The research has been conducted on hundreds of samples (animal models, cells produced in the laboratory, cells derived from both animal and human tumours) with a combination of advanced techniques (imaging, microscopy, fluorescence, genetic engineering, biochemistry, histology), starting from the intuition of a possible role of Ambra1 - a molecule discovered in 2007 by Professor Cecconi's team - in some defects of the cell cycle.

During the investigations, the researchers have in fact noticed that in case of an absence of or low amount of Amber1, Cyclin D is not destroyed as it should be and, therefore, accumulates. Due to this accumulation, cells begin to divide at an uncontrolled rate, DNA is damaged and the formation of tumour masses is triggered. The imbalance of levels of the two proteins has been found in many types of cancer including lung adenocarcinoma, sarcoma and glioblastoma.

Therapeutic perspectives

The Bambino Gesù study describes the testing of a therapy for tumors based on the imbalance of Amber1 and Cyclin D. As there are no drugs available to date that can act directly on the two proteins to restore the right amount, researchers have identified an alternative solution that exploits one of the weak points of cancer cells: the repair system.

The great speed with which cancer cells divide generates a series of errors in their DNA that are gradually corrected by a system of enzymes (present in all cells of the human body) that allows them to survive and proliferate. However, if the repair process is inhibited, the diseased cells accumulate so many defects that they self-destruct.
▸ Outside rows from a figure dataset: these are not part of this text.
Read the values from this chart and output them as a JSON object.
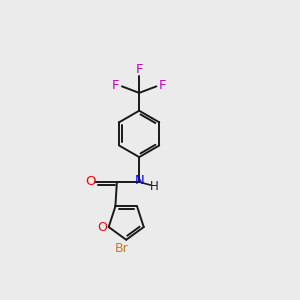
{
  "bg_color": "#ebebeb",
  "bond_color": "#1a1a1a",
  "O_color": "#ff0000",
  "N_color": "#0000ff",
  "Br_color": "#cc7722",
  "F_color": "#cc00cc",
  "C_color": "#1a1a1a",
  "line_width": 1.4,
  "figsize": [
    3.0,
    3.0
  ],
  "dpi": 100,
  "xlim": [
    0,
    10
  ],
  "ylim": [
    0,
    10
  ]
}
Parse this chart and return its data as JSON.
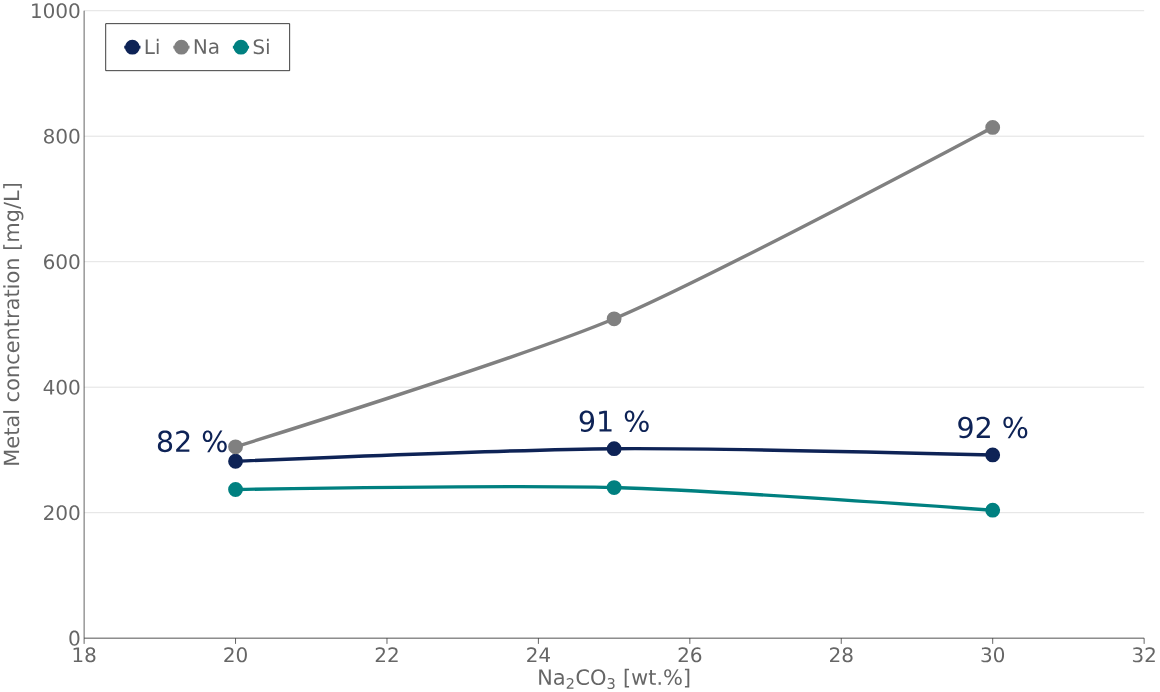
{
  "chart_data": {
    "type": "line",
    "xlabel": "Na$_{2}$CO$_{3}$ [wt.%]",
    "ylabel": "Metal concentration [mg/L]",
    "x": [
      20,
      25,
      30
    ],
    "series": [
      {
        "name": "Li",
        "color": "#0e2356",
        "values": [
          282,
          302,
          292
        ]
      },
      {
        "name": "Na",
        "color": "#808080",
        "values": [
          305,
          509,
          814
        ]
      },
      {
        "name": "Si",
        "color": "#008080",
        "values": [
          237,
          240,
          204
        ]
      }
    ],
    "xlim": [
      18,
      32
    ],
    "xticks": [
      18,
      20,
      22,
      24,
      26,
      28,
      30,
      32
    ],
    "ylim": [
      0,
      1000
    ],
    "yticks": [
      0,
      200,
      400,
      600,
      800,
      1000
    ],
    "grid": "y",
    "legend": "top left",
    "marker": "circle",
    "line_style": "solid",
    "annotations": [
      {
        "text": "82 %",
        "x": 20,
        "y": 282
      },
      {
        "text": "91 %",
        "x": 25,
        "y": 302
      },
      {
        "text": "92 %",
        "x": 30,
        "y": 292
      }
    ]
  }
}
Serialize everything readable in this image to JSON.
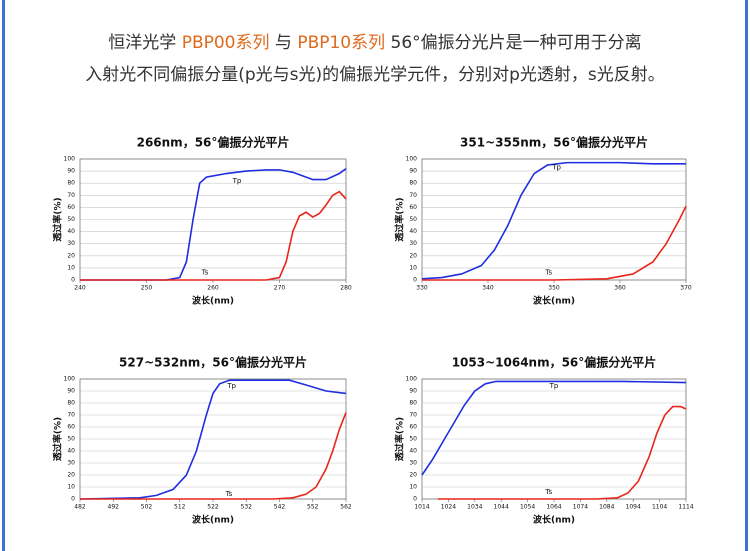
{
  "intro": {
    "line1": [
      "恒洋光学 ",
      "PBP00系列",
      " 与 ",
      "PBP10系列",
      " 56°偏振分光片是一种可用于分离"
    ],
    "line2": "入射光不同偏振分量(p光与s光)的偏振光学元件，分别对p光透射，s光反射。"
  },
  "chart_data": [
    {
      "type": "line",
      "title": "266nm，56°偏振分光平片",
      "x_label": "波长(nm)",
      "y_label": "透过率(%)",
      "xlim": [
        240,
        280
      ],
      "xticks": [
        240,
        250,
        260,
        270,
        280
      ],
      "ylim": [
        0,
        100
      ],
      "yticks": [
        0,
        10,
        20,
        30,
        40,
        50,
        60,
        70,
        80,
        90,
        100
      ],
      "grid": true,
      "series": [
        {
          "name": "Tp",
          "color": "#1f2ee0",
          "x": [
            240,
            250,
            253,
            255,
            256,
            257,
            258,
            259,
            260,
            262,
            265,
            268,
            270,
            272,
            274,
            275,
            277,
            279,
            280
          ],
          "values": [
            0,
            0,
            0,
            2,
            15,
            50,
            80,
            85,
            86,
            88,
            90,
            91,
            91,
            89,
            85,
            83,
            83,
            88,
            92
          ]
        },
        {
          "name": "Ts",
          "color": "#e8261c",
          "x": [
            240,
            268,
            270,
            271,
            272,
            273,
            274,
            275,
            276,
            277,
            278,
            279,
            280
          ],
          "values": [
            0,
            0,
            2,
            15,
            40,
            53,
            56,
            52,
            55,
            62,
            70,
            73,
            67
          ]
        }
      ]
    },
    {
      "type": "line",
      "title": "351~355nm，56°偏振分光平片",
      "x_label": "波长(nm)",
      "y_label": "透过率(%)",
      "xlim": [
        330,
        370
      ],
      "xticks": [
        330,
        340,
        350,
        360,
        370
      ],
      "ylim": [
        0,
        100
      ],
      "yticks": [
        0,
        10,
        20,
        30,
        40,
        50,
        60,
        70,
        80,
        90,
        100
      ],
      "grid": true,
      "series": [
        {
          "name": "Tp",
          "color": "#1f2ee0",
          "x": [
            330,
            333,
            336,
            339,
            341,
            343,
            345,
            347,
            349,
            352,
            355,
            360,
            365,
            370
          ],
          "values": [
            1,
            2,
            5,
            12,
            25,
            45,
            70,
            88,
            95,
            97,
            97,
            97,
            96,
            96
          ]
        },
        {
          "name": "Ts",
          "color": "#e8261c",
          "x": [
            330,
            350,
            358,
            362,
            365,
            367,
            369,
            370
          ],
          "values": [
            0,
            0,
            1,
            5,
            15,
            30,
            50,
            61
          ]
        }
      ]
    },
    {
      "type": "line",
      "title": "527~532nm，56°偏振分光平片",
      "x_label": "波长(nm)",
      "y_label": "透过率(%)",
      "xlim": [
        482,
        562
      ],
      "xticks": [
        482,
        492,
        502,
        512,
        522,
        532,
        542,
        552,
        562
      ],
      "ylim": [
        0,
        100
      ],
      "yticks": [
        0,
        10,
        20,
        30,
        40,
        50,
        60,
        70,
        80,
        90,
        100
      ],
      "grid": true,
      "series": [
        {
          "name": "Tp",
          "color": "#1f2ee0",
          "x": [
            482,
            500,
            505,
            510,
            514,
            517,
            520,
            522,
            524,
            527,
            535,
            545,
            550,
            556,
            562
          ],
          "values": [
            0,
            1,
            3,
            8,
            20,
            40,
            70,
            88,
            96,
            99,
            99,
            99,
            95,
            90,
            88
          ]
        },
        {
          "name": "Ts",
          "color": "#e8261c",
          "x": [
            482,
            530,
            540,
            546,
            550,
            553,
            556,
            558,
            560,
            562
          ],
          "values": [
            0,
            0,
            0,
            1,
            4,
            10,
            25,
            40,
            58,
            72
          ]
        }
      ]
    },
    {
      "type": "line",
      "title": "1053~1064nm，56°偏振分光平片",
      "x_label": "波长(nm)",
      "y_label": "透过率(%)",
      "xlim": [
        1014,
        1114
      ],
      "xticks": [
        1014,
        1024,
        1034,
        1044,
        1054,
        1064,
        1074,
        1084,
        1094,
        1104,
        1114
      ],
      "ylim": [
        0,
        100
      ],
      "yticks": [
        0,
        10,
        20,
        30,
        40,
        50,
        60,
        70,
        80,
        90,
        100
      ],
      "grid": true,
      "series": [
        {
          "name": "Tp",
          "color": "#1f2ee0",
          "x": [
            1014,
            1018,
            1022,
            1026,
            1030,
            1034,
            1038,
            1042,
            1050,
            1070,
            1090,
            1114
          ],
          "values": [
            20,
            33,
            48,
            63,
            78,
            90,
            96,
            98,
            98,
            98,
            98,
            97
          ]
        },
        {
          "name": "Ts",
          "color": "#e8261c",
          "x": [
            1020,
            1080,
            1088,
            1092,
            1096,
            1100,
            1103,
            1106,
            1109,
            1112,
            1114
          ],
          "values": [
            0,
            0,
            1,
            5,
            15,
            35,
            55,
            70,
            77,
            77,
            75
          ]
        }
      ]
    }
  ]
}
The therapy (a mix of specific drugs called "repair system inhibitors") has been successfully tested on cellular and animal models: the tumour regressed and survival increased. The research, therefore, suggests that this treatment strategy, already used for the treatment of some types of human tumors, may also be applied to patients with the combination Amber1 - Cyclin D altered.

"The idea is that patients diagnosed with cancer will also be examined for levels of Ambra1 and Cyclin D," says Francesco Cecconi, professor of Developmental Biology at the University of Rome "Tor Vergata" and a researcher at Bambino Gesù. "If the absence or low levels of Ambra1 in association with an accumulation of Cyclin D is detected in tumour cells, we could try to suppress the ability of tumour cells to repair the genetic material with specific drugs that are already used in therapy. If we could thus limit their repair, we could aim to kill cancer cells by exploiting their Achilles heel, namely that same genomic instability that induced them to proliferate."

"Our data also extends to the processes of cell proliferation in the developing nervous system and this new level of regulation could represent a new frontier in the molecular oncology of brain tumors in children," adds Dr. Giacomo Milletti, research biologist at Bambino Gesù, PhD student at the University of Rome "Tor Vergata" and first co-author of the study.

3 studies in Nature

The results of the research of the Bambino Gesù and the University of Rome "Tor Vergata" are further confirmed by two other international studies, conducted in the United States of America - in New York and San Francisco - which, from different starting points, reach the same conclusion: Ambra1 controls Cyclin D. For the high scientific value of the discovery, the three studies have been published in sequence in the same issue of Nature.